Das dreitägige Händel-Festival »Mehr Opulenz!« am Pfingstwochenende war zweifellos der Höhepunkt des Wonnemonats an der Komischen Oper Berlin! Und gleichsam auch ein Abschied.

Mit Händels dramatischem Oratorium „Saul“ — ein weiteres der hierzulande selten aufgeführten Oratorien des Komponisten – erlebte man nicht ohne etwas Wehmut die letzte Premiere der Komischen Oper Berlin in ihrem geschichtsträchtigen Stammhaus an der Behrenstraße vor dem sanierungsbedingten Umzug ins Schillertheater. Wann sich der schöne neobarocke Zuschauersaal für das Publikum wieder öffnen wird, steht in den Sternen. Die umfassende Generalsanierung inklusive diverser An- und Neubauten wird Jahre dauern. Über 400 Millionen Euro sind bewilligt. Dabei dürfte es kaum bleiben.

Nun also ein würdiger Abschied mit Händels stimmgewaltigem Oratorium „Saul“ in einer eindrucksvollen szenischen Inszenierung des Berliner Opern- und Filmregisseurs Axel Ranisch.

Das hochdramatische Oratorium im alttestamentarischen Gestus brachte Georg Friedrich Händel (1685 bis 1759), trotz einer tiefen psychischen und finanziellen Krise in wenigen Wochen zu Papier. Von strahlenden Triumph-Chören über das prophetische Wispern der gespenstischen Hexe von Endor bis zum würdevollen Trauermarsch – Händel bietet alles auf, um der dramatischen Geschichte des Herrschers Saul – nach biblischer Überlieferung der erste König der Israeliten – musikalisch gerecht zu werden.

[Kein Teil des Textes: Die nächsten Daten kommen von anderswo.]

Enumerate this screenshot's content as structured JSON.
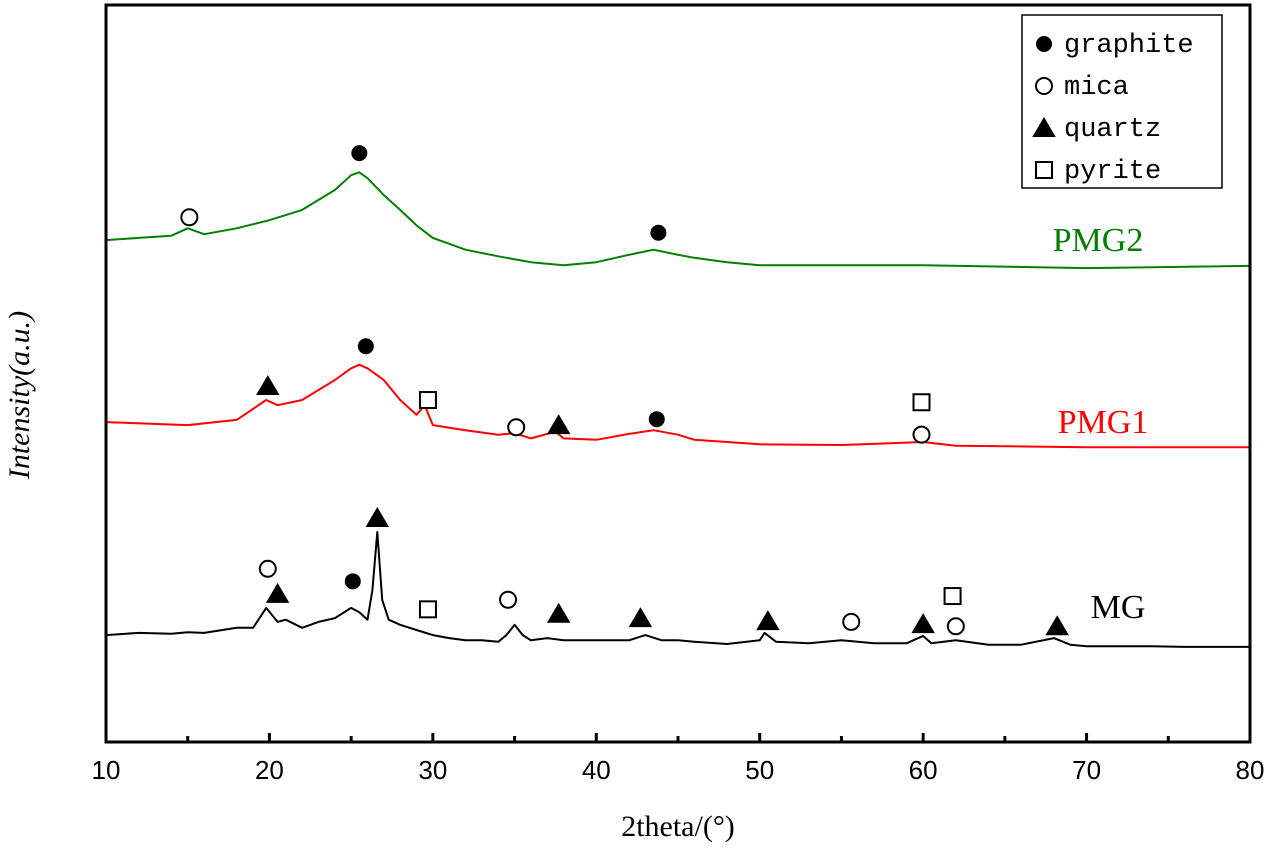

Regisseur Axel Ranisch beschreibt die eher zeitlose Tragödie einer Familie, in der das unerwartete Auftreten eines jungen Außenseiters jeden in seinen Grundfesten erschüttert.

Penny Sofroniadou als Merab

Nachdem der Hirte David (Aryeh Nussbaum Cohen) den Heerführer der feindlichen Philister, Goliath, mit einem Steinwurf niedergestreckt hat, zieht er als siegreicher Held in den israelitischen Hof ein. Der Jubel des Volks ist groß – zu groß für den Geschmack des zunächst ebenfalls begeisterten König Saul (Luca Tittoto). Hin- und hergerissen zwischen Eifersucht und bodenloser Schwermut, die einzig Davids Harfenspiel lindern kann, setzt er dennoch bald alles daran, David aus dem Weg zu schaffen. Sauls Sohn Jonathan (Rupert Charlesworth) aber hält zu David, ebenso Tochter Michal (Nadja Mchantaf). Als sich zuletzt auch Sauls zweite Tochter, Merab (Penny Sofroniadou), zunächst von seiner niederen Herkunft abgestoßen, zu David bekennt, beschließt der König Davids Tod. Die Prophezeiung aber sagt: Sauls Stern wird sinken, aufsteigen aber der des Hauses David.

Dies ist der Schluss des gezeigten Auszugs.